Photo: Ruins of the second Meusebach Creek school
If we consider both the considerable resistance to Secession and slavery in the German community and especially in the Hill Country, the account deserves attention. Using the census of 1870, we were able to locate some children fitting the description by name and age, in the Pedernales Settlement that formerly was part of the Doss plantation 6 to 8 miles from Meusebach Creek. Although not all were in school yet in the year 1869, the story of Black integration into a German school may have unfolded gradually. Supporting evidence of an attitude that made an exceptional situation possible comes from other sources: Slave narratives collected in Medina County in the 1930s show that some adult freedpeople received education by German Catholics immediately following emancipation.
Photo: Courtesy of Meusebach Creek School Community Club
Meusebach Creek School
In 1869, 100 years before the schools of Texas gradually integrated, there was a school house in the Texas Hill Country that was attended by both German and African American children, according to local sources. The account about the "Meusebach Creek School" is mainly based on oral history. A brochure produced by local German families reads: “It is worthy to note that Henry, Laura, Minnie, Ovie,and George Washington, whose parents were freed slaves, attended school with the other children at Meusebach Creek in 1869.”

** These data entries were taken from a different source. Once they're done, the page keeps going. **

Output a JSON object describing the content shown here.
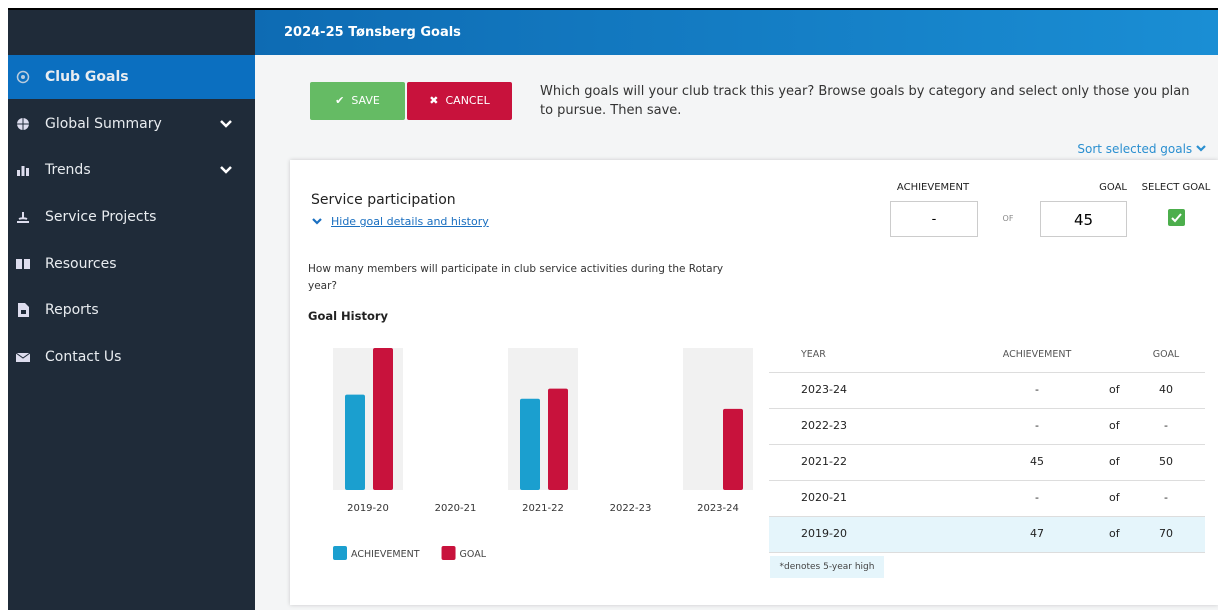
{
  "header": {
    "title": "2024-25 Tønsberg Goals"
  },
  "sidebar": {
    "items": [
      "Club Goals",
      "Global Summary",
      "Trends",
      "Service Projects",
      "Resources",
      "Reports",
      "Contact Us"
    ]
  },
  "toolbar": {
    "save": "SAVE",
    "cancel": "CANCEL",
    "instructions": "Which goals will your club track this year? Browse goals by category and select only those you plan to pursue. Then save."
  },
  "sort_link": "Sort selected goals",
  "goal": {
    "name": "Service participation",
    "toggle": "Hide goal details and history",
    "description": "How many members will participate in club service activities during the Rotary year?",
    "achievement_label": "ACHIEVEMENT",
    "achievement_value": "-",
    "of": "OF",
    "goal_label": "GOAL",
    "goal_value": 45,
    "select_label": "SELECT GOAL",
    "history_title": "Goal History"
  },
  "chart_data": {
    "type": "bar",
    "categories": [
      "2019-20",
      "2020-21",
      "2021-22",
      "2022-23",
      "2023-24"
    ],
    "series": [
      {
        "name": "ACHIEVEMENT",
        "color": "#1b9fcf",
        "values": [
          47,
          null,
          45,
          null,
          null
        ]
      },
      {
        "name": "GOAL",
        "color": "#c8123c",
        "values": [
          70,
          null,
          50,
          null,
          40
        ]
      }
    ]
  },
  "table": {
    "columns": [
      "YEAR",
      "ACHIEVEMENT",
      "GOAL"
    ],
    "rows": [
      [
        "2023-24",
        "-",
        "of",
        40
      ],
      [
        "2022-23",
        "-",
        "of",
        "-"
      ],
      [
        "2021-22",
        45,
        "of",
        50
      ],
      [
        "2020-21",
        "-",
        "of",
        "-"
      ],
      [
        "2019-20",
        47,
        "of",
        70
      ]
    ]
  },
  "footnote": "*denotes 5-year high"
}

Photo: The newest Meusebach Creek School serves as a community center today.
During the Davis administration (1869-1873), German and Black Republicans also joined forces in the fight for public schooling in Texas. In the 1940s, Meusebach Creek School also saw no segregation between German and Hispanic children (see the picture).
Not long thereafter, community schools like the Meusebach Creek school were largely closed due to school consolidation in the 1950s and 60s. A remarkable exception is the rural school of Doss, Gillespie County. Interestingly, Doss was one of the few areas in Gillespie County with a stronger Black presence before the Civil War due to a slave plantation that existed there. In future research, we hope to show where more of the African American children of Gillespie county went to school after emancipation.